In August 2023, the Alaska Long Trail Coalition switched the name of the Alaska Long Trail project to the Alaska Traverse. However, the Coalition has since learned that the project would benefit from keeping its old name, which has been used over the past three years. The trail has an opportunity to be designated as a National Scenic Trail, and keeping the old name will greatly increase chances of success of this designation.


With the help of Senator Murkowski (THANK YOU!), the Congress recently directed the Bureau of Land Management (BLM) to conduct the National Scenic Trail feasibility study for the “Alaska Long Trail,” and this language is now part of the National Scenic Trails Act. This means that the BLM will have to refer to the project under that name for the duration of the study, which can take three or more years (average is seven).


After considering the implications of keeping two names for the same project over the next three or more years, it has become clear that this situation would create confusion and possibly pushback, jeopardizing not only the success of the National Scenic Trail feasibility study but also other funding opportunities (state capital budget, federal appropriations, etc). Alaska Trails and partners want to maximize the success of the feasibility study and minimize the confusion about the name of the project, and that’s why the project name is going back to the Alaska Long Trail. At the end of the feasibility study, there will be an opportunity to work with the BLM on a different name for the project, and that would be the time to suggest the change to the Alaska Traverse or another option. 

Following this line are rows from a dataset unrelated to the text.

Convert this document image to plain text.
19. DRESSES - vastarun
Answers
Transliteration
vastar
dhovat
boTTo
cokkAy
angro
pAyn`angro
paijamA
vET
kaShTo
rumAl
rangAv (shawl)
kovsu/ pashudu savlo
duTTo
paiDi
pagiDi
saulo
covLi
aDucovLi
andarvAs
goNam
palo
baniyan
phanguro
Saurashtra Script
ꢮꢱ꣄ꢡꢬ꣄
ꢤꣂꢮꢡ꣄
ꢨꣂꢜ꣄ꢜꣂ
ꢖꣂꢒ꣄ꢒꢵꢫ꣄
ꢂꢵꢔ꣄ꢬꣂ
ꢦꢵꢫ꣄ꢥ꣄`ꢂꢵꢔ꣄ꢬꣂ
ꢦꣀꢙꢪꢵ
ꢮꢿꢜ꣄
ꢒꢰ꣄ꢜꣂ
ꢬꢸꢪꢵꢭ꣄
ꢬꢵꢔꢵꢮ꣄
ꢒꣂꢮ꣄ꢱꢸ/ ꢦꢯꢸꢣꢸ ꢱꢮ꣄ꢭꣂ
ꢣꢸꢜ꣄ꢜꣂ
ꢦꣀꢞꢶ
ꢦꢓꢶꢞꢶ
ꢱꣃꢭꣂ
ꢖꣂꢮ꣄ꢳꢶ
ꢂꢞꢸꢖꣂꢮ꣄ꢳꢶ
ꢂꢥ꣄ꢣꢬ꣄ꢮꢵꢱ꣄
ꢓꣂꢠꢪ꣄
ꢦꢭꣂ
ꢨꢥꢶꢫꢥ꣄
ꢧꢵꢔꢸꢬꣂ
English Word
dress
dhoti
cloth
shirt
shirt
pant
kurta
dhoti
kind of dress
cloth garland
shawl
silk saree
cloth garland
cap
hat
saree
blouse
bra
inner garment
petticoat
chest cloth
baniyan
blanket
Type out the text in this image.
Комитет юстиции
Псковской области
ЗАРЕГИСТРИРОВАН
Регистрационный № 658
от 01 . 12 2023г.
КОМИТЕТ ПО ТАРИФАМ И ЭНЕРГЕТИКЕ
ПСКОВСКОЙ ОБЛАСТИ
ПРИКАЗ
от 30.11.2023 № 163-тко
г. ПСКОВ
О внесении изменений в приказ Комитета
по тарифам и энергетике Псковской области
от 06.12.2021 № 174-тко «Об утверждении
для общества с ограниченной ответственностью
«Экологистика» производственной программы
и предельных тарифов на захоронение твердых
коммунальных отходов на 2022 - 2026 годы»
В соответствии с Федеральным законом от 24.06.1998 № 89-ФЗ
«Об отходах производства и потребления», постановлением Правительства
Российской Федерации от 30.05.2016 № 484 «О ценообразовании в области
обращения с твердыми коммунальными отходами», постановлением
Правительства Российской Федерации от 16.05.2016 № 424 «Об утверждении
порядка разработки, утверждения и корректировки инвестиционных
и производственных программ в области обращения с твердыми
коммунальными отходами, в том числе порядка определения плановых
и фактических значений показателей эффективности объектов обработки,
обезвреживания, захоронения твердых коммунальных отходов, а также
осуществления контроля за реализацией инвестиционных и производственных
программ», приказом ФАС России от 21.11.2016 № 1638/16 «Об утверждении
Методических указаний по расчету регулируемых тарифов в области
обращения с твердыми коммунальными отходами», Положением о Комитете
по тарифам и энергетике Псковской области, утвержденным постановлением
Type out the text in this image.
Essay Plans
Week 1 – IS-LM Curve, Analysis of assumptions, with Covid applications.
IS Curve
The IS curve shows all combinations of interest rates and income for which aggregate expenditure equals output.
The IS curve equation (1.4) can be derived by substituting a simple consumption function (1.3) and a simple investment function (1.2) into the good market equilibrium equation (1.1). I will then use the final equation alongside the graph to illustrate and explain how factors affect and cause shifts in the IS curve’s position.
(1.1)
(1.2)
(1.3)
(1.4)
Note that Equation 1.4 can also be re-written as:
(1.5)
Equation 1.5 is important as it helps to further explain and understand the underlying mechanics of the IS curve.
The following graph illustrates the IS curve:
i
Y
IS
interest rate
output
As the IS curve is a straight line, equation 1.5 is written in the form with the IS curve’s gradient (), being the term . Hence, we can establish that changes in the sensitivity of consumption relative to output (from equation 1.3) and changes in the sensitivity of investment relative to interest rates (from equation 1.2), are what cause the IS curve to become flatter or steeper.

The National Scenic Trail (NST) system comprises 11 long trails around the country, including the Appalachian Trail and Pacific Crest Trail. The NST designation opens doors to more federal funding in the future and will be critical to the development of the Alaskan long trail. The designation would also bring more nationwide recognition, leading to increased visitation and business to communities along the route. The NST designation does not set restrictions to specific trail use (motorized can be included), and decisions on the trail use are left with land managers such as municipalities, boroughs, and state and federal agencies.